One would think that with the futures of these kids on the line, and $300 million if taxpayer dollars at risk, Connecticut’s legislators would ensure that families, along with administrators, small businesses and other taxpayers would be at the decision making table to help turn around low-performing schools. This would seem to be logical. Yet the only stakeholders allowed in the lawmakers “private” back door “education reform” conversations are the state’s teachers’ unions.
As a parent of color, knowing the achievement is comprised of majority people of color and impoverished communities and after seeing the “secret” partnerships between teachers’ unions and lawmakers, I can only conclude that for these people, the educational needs of some of our children don’t matter.
Ayn Rand once stated that the rights of individuals aren’t subjected to a vote. And this is especially true when it comes to the rights of our children to opportunities for a great education. Yet we as families struggle to give our kids the same opportunities to a better life as we did back in the civil rights struggle against Jim Crow in the last century.
Martin Luther King once declared that the law can’t force men to love me, but it can keep them from killing me. Today, we need laws and policies in education that allow our children, especially children of color and those who live in poverty in rural and urban areas, to get the high-quality education they deserve.
Yet we have teachers’ unions who essentially want to deny our kids opportunities for high-quality education.

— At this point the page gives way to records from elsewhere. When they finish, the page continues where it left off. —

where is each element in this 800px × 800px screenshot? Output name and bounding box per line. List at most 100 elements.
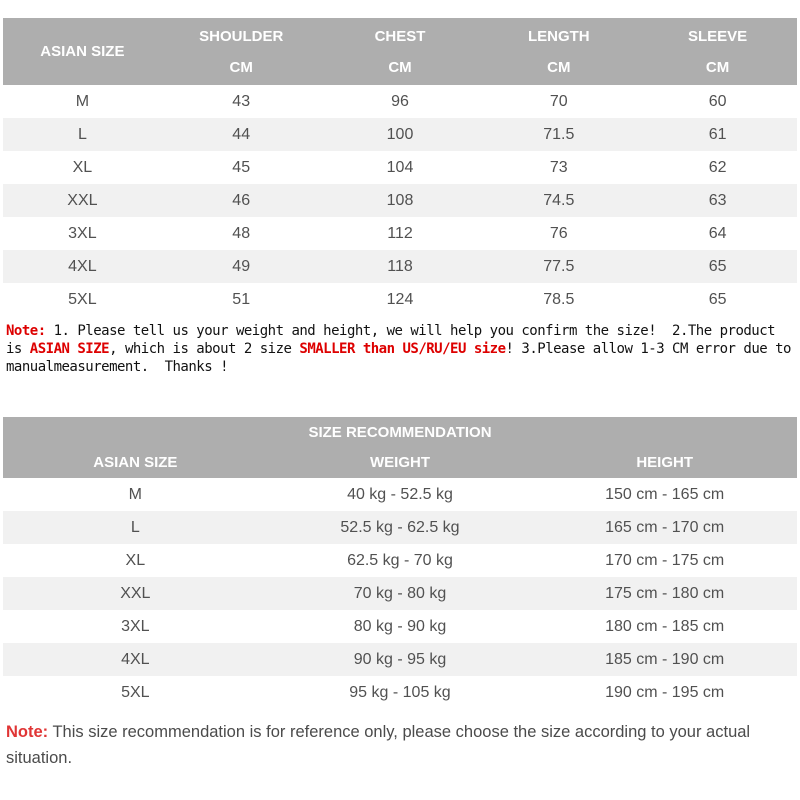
table-row: 4XL 49 118 77.5 65 bbox=[3, 250, 797, 283]
header-unit: CM bbox=[229, 58, 253, 76]
table-cell: XL bbox=[72, 158, 93, 176]
table-cell: 108 bbox=[386, 191, 414, 209]
note-text: 1. Please tell us your weight and height… bbox=[6, 323, 784, 357]
table-cell: 104 bbox=[386, 158, 414, 176]
table-cell: 165 cm - 170 cm bbox=[605, 518, 725, 536]
table-cell: 52.5 kg - 62.5 kg bbox=[340, 518, 460, 536]
note-label: Note: bbox=[6, 723, 49, 741]
table-cell: L bbox=[77, 125, 87, 143]
table-cell: 124 bbox=[386, 290, 414, 308]
table-row: XXL 46 108 74.5 63 bbox=[3, 184, 797, 217]
table-row: L 52.5 kg - 62.5 kg 165 cm - 170 cm bbox=[3, 511, 797, 544]
note-text: ! 3.Please allow 1-3 CM error due to man… bbox=[6, 341, 799, 375]
header-length: LENGTH CM bbox=[479, 18, 639, 85]
table-cell: 44 bbox=[232, 125, 251, 143]
table-row: XXL 70 kg - 80 kg 175 cm - 180 cm bbox=[3, 577, 797, 610]
table-cell: 48 bbox=[232, 224, 251, 242]
table-cell: 190 cm - 195 cm bbox=[605, 683, 725, 701]
table-cell: 63 bbox=[708, 191, 727, 209]
table-cell: 118 bbox=[387, 257, 413, 275]
header-label: LENGTH bbox=[527, 27, 590, 45]
table-cell: 65 bbox=[708, 257, 727, 275]
table-row: 3XL 48 112 76 64 bbox=[3, 217, 797, 250]
table-row: 5XL 95 kg - 105 kg 190 cm - 195 cm bbox=[3, 676, 797, 709]
table-cell: 61 bbox=[708, 125, 727, 143]
table-cell: 3XL bbox=[121, 617, 150, 635]
recommendation-table-header: SIZE RECOMMENDATION ASIAN SIZE WEIGHT HE… bbox=[3, 417, 797, 478]
table-cell: 96 bbox=[391, 92, 409, 110]
recommendation-note: Note: This size recommendation is for re… bbox=[6, 719, 791, 771]
recommendation-header-row: ASIAN SIZE WEIGHT HEIGHT bbox=[3, 447, 797, 478]
table-cell: 64 bbox=[708, 224, 727, 242]
note-text: , which is about 2 size bbox=[109, 341, 300, 357]
table-cell: 73 bbox=[549, 158, 568, 176]
table-cell: 65 bbox=[708, 290, 727, 308]
header-weight: WEIGHT bbox=[267, 447, 533, 478]
table-cell: 90 kg - 95 kg bbox=[353, 650, 447, 668]
header-unit: CM bbox=[388, 58, 412, 76]
header-unit: CM bbox=[547, 58, 571, 76]
header-asian-size: ASIAN SIZE bbox=[3, 447, 268, 478]
table-cell: 62.5 kg - 70 kg bbox=[347, 551, 453, 569]
table-cell: 180 cm - 185 cm bbox=[605, 617, 725, 635]
note-highlight: SMALLER than US/RU/EU size bbox=[299, 341, 506, 357]
header-unit: CM bbox=[705, 58, 730, 76]
size-chart-page: ASIAN SIZE SHOULDER CM CHEST CM bbox=[3, 18, 797, 771]
table-cell: 51 bbox=[232, 290, 251, 308]
recommendation-title-row: SIZE RECOMMENDATION bbox=[3, 417, 797, 447]
table-cell: 80 kg - 90 kg bbox=[353, 617, 447, 635]
table-cell: 5XL bbox=[121, 683, 150, 701]
note-highlight: ASIAN SIZE bbox=[29, 341, 110, 357]
table-cell: 40 kg - 52.5 kg bbox=[347, 485, 453, 503]
table-cell: 45 bbox=[232, 158, 251, 176]
table-cell: M bbox=[128, 485, 142, 503]
recommendation-table-body: M 40 kg - 52.5 kg 150 cm - 165 cm L 52.5 kg … bbox=[3, 478, 797, 709]
measurement-table: ASIAN SIZE SHOULDER CM CHEST CM bbox=[3, 18, 797, 316]
table-row: M 40 kg - 52.5 kg 150 cm - 165 cm bbox=[3, 478, 797, 511]
table-cell: 3XL bbox=[68, 224, 97, 242]
measurement-table-header: ASIAN SIZE SHOULDER CM CHEST CM bbox=[3, 18, 797, 85]
header-chest: CHEST CM bbox=[320, 18, 480, 85]
table-cell: 100 bbox=[386, 125, 414, 143]
measurement-note: Note: 1. Please tell us your weight and … bbox=[6, 322, 795, 376]
measurement-header-row: ASIAN SIZE SHOULDER CM CHEST CM bbox=[3, 18, 797, 85]
header-shoulder: SHOULDER CM bbox=[161, 18, 321, 85]
header-height: HEIGHT bbox=[532, 447, 797, 478]
note-highlight: Note: bbox=[6, 323, 46, 339]
table-row: 4XL 90 kg - 95 kg 185 cm - 190 cm bbox=[3, 643, 797, 676]
table-cell: 76 bbox=[549, 224, 568, 242]
table-cell: 43 bbox=[232, 92, 251, 110]
table-row: 3XL 80 kg - 90 kg 180 cm - 185 cm bbox=[3, 610, 797, 643]
table-cell: 112 bbox=[387, 224, 413, 242]
table-row: M 43 96 70 60 bbox=[3, 85, 797, 118]
table-cell: XXL bbox=[67, 191, 98, 209]
header-asian-size: ASIAN SIZE bbox=[3, 18, 162, 85]
header-label: CHEST bbox=[374, 27, 426, 45]
table-row: L 44 100 71.5 61 bbox=[3, 118, 797, 151]
table-row: XL 45 104 73 62 bbox=[3, 151, 797, 184]
table-cell: 95 kg - 105 kg bbox=[349, 683, 451, 701]
recommendation-table: SIZE RECOMMENDATION ASIAN SIZE WEIGHT HE… bbox=[3, 417, 797, 709]
recommendation-table-title: SIZE RECOMMENDATION bbox=[3, 417, 797, 447]
table-cell: XXL bbox=[120, 584, 151, 602]
table-cell: 185 cm - 190 cm bbox=[605, 650, 725, 668]
table-cell: 5XL bbox=[68, 290, 97, 308]
table-row: 5XL 51 124 78.5 65 bbox=[3, 283, 797, 316]
table-cell: 4XL bbox=[68, 257, 97, 275]
measurement-table-body: M 43 96 70 60 L 44 100 71.5 61 XL 45 104 73 62 XXL 46 108… bbox=[3, 85, 797, 316]
table-cell: 4XL bbox=[121, 650, 150, 668]
table-row: XL 62.5 kg - 70 kg 170 cm - 175 cm bbox=[3, 544, 797, 577]
table-cell: 71.5 bbox=[543, 125, 575, 143]
table-cell: 77.5 bbox=[543, 257, 575, 275]
table-cell: L bbox=[130, 518, 140, 536]
header-label: ASIAN SIZE bbox=[40, 43, 125, 60]
table-cell: 78.5 bbox=[543, 290, 575, 308]
table-cell: 46 bbox=[232, 191, 251, 209]
header-sleeve: SLEEVE CM bbox=[638, 18, 797, 85]
table-cell: 170 cm - 175 cm bbox=[605, 551, 725, 569]
note-text: This size recommendation is for referenc… bbox=[6, 723, 751, 767]
table-cell: 60 bbox=[708, 92, 727, 110]
header-label: SHOULDER bbox=[199, 27, 284, 45]
table-cell: 70 kg - 80 kg bbox=[353, 584, 447, 602]
table-cell: M bbox=[75, 92, 90, 110]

What they do is the 21st century of lynching. It leads our kids from schools to prisons, where we as taxpayers spend $41,000 a year to incarcerate men and women who could have been kept out of jails if they received a great education. And we have political leaders who support this 21st century form of lynching because only some kids matter to them.
As families, we must vote for people that are willing to pass laws that end 21st-century lynching and keep our dollars from being spent on ineffectiveness teaching and schooling. When more than 40 percent of our children are condemned to prison and poverty, and $300 million dollars of our taxpayer dollars are wasted, we as families, homeowners, business owners, and college students cannot afford for this to continue.
It starts by demanding our legislators to support Gov. Dan Malloy’s SB 24, which will start our efforts towards giving our kids high-quality schools and teachers. We know that the law, as Gov. Malloy originally drafted, will not solve the entire states crisis. But it will help level the playing field towards equitable access to opportunity. And it is the most comprehensive education reform plan produced by any leader in this state.
It must be paired together with efforts to help our kids read, overhauling how we teach our kids how to read. Certainly the “universal reading” bill being proposed could help reduce the nation’s worst racial and economic achievement gaps by retaining third graders that don’t make the grade. But it will not work without passing SB 24, which will hold teachers and principals accountable through comprehensive evaluation of their performance as instructors and school leaders.
Yet other legislators want to support the universal reading law without passing SB 24 as originally crafted. How can our house speaker and senate leaders implement this effort at improving literacy without holding those who teach our children and lead our schools responsible and accountable?
The fact that they stood before teachers’ union leaders this week and pledged to not hold them accountable boggles the mind. What these legislative leaders have said is crystal clear: Teachers’ unions are more important than one out of every two kids who attend our schools. And that they will allow teachers’ union leaders and those who support them to bully families and other taxpayers who only want the best for all of our children.
This is why the uprising among families to protect the rights of their kids to high-quality educational opportunities, both in Connecticut and across the country, has only just begun. We are tired of political leaders and teachers’ union officials who make education all about their interests and not about the children we love.